NAME READY STATUS RESTARTS AGE
ubs-job-dev-0 1/1 Running 4 17m
ubs-job-dev-1 1/1 Running 4 16m
ubs-job-dev-2 1/1 Running 3 16m
Log says 7 silos.
ProcessTableUpdate (called from TryUpdateMyStatusGlobalOnce) membership table: 7 silos, 3 are Active, 4 are Dead, Version=<33, 31015>. All silos: [SiloAddress=S10.18.123.246:11111:361178481 SiloName=ubs-job-dev-0 Status=Active, SiloAddress=S10.18.123.199:11111:361178519 SiloName=ubs-job-dev-1 Status=Active, SiloAddress=S10.18.117.114:11111:361178416 SiloName=ubs-job-dev-2 Status=Active, SiloAddress=S10.18.117.114:11111:361178292 SiloName=ubs-job-dev-2 Status=Dead, SiloAddress=S10.18.123.199:11111:361178366 SiloName=ubs-job-dev-1 Status=Dead, SiloAddress=S10.18.123.235:11111:361177868 SiloName=ubs-job-dev-0 Status=Dead, SiloAddress=S10.18.123.246:11111:361178329 SiloName=ubs-job-dev-0 Status=Dead]

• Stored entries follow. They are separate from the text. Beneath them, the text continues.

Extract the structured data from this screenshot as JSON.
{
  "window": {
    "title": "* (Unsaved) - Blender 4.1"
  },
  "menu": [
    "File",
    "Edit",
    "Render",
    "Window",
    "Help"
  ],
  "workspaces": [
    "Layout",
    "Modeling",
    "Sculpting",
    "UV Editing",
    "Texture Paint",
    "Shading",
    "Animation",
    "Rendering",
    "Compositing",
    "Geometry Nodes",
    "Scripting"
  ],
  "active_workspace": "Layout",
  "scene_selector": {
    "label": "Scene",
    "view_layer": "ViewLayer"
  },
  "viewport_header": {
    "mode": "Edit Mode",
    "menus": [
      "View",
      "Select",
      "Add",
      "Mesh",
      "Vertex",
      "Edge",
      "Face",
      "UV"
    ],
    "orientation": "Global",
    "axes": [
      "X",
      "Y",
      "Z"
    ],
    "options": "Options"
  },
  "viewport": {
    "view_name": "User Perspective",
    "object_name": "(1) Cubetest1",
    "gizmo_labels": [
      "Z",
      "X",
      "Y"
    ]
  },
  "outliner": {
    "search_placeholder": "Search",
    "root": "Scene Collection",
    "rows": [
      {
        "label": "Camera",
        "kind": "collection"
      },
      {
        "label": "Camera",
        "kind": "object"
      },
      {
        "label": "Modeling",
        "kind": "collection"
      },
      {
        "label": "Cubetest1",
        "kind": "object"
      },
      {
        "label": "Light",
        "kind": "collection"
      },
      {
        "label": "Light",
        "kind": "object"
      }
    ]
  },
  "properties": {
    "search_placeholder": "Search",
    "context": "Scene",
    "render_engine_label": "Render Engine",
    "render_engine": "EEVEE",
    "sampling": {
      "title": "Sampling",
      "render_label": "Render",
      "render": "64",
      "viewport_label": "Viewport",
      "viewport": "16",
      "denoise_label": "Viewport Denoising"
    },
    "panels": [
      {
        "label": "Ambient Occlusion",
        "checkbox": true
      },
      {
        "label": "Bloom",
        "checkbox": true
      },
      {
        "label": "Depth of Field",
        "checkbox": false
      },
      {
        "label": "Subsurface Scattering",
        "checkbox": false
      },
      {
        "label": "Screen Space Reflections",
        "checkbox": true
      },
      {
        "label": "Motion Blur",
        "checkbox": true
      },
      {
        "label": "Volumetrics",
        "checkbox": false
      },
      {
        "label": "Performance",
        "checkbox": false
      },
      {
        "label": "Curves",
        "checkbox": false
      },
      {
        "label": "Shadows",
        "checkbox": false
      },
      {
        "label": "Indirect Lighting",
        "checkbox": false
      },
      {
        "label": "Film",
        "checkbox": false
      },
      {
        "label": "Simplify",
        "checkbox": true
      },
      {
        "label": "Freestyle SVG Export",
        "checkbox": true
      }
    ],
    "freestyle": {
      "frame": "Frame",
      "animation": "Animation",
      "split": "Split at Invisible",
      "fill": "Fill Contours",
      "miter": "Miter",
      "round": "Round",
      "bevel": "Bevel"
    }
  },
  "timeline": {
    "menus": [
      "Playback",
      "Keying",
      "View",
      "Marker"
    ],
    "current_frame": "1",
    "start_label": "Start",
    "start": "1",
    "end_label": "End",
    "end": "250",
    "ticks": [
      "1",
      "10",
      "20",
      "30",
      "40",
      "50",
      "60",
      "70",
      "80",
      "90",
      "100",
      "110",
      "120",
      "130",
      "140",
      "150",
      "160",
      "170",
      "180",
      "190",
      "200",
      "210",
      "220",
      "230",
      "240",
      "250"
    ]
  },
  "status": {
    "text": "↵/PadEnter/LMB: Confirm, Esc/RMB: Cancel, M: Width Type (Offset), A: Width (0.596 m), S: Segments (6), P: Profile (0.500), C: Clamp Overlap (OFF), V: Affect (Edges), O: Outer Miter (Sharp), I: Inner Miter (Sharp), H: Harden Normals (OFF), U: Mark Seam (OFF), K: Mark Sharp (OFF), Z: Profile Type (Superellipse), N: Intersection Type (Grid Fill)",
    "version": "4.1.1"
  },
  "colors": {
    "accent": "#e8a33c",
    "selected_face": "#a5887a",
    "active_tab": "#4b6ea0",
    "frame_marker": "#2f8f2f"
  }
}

And this is how it looks in Consul:
There are only 3 PODs in this StatefulSet while log says 7 silos. The SiloName
is the pod name, unlike ReplicaSet, pod name in StatefulSet does not change after POD restart, It seems POD cannot see others on startup, then it crashes. StatefulSet restarted the crashed POD, the newly-started POD with the same pod name is seen as a new Silo.
Are you using K8s membership via UseKubeMembership()
extension method? Looks like in the examples above you are only using official Orleans libraries such as Microsoft.Orleans.OrleansConsulUtils
and Microsoft.Orleans.Hosting.Kubernetes
. If so you need to report this issue to the official Orleans project i.e. https://github.com/dotnet/orleans
Version 3.4.3.
I configured the labels and environment variables for my POD accordingly to the doc.
Running Orleans in K8S StatefulSet, my CI tool deploys the K8S StatefulSet, and then it crashes on startup.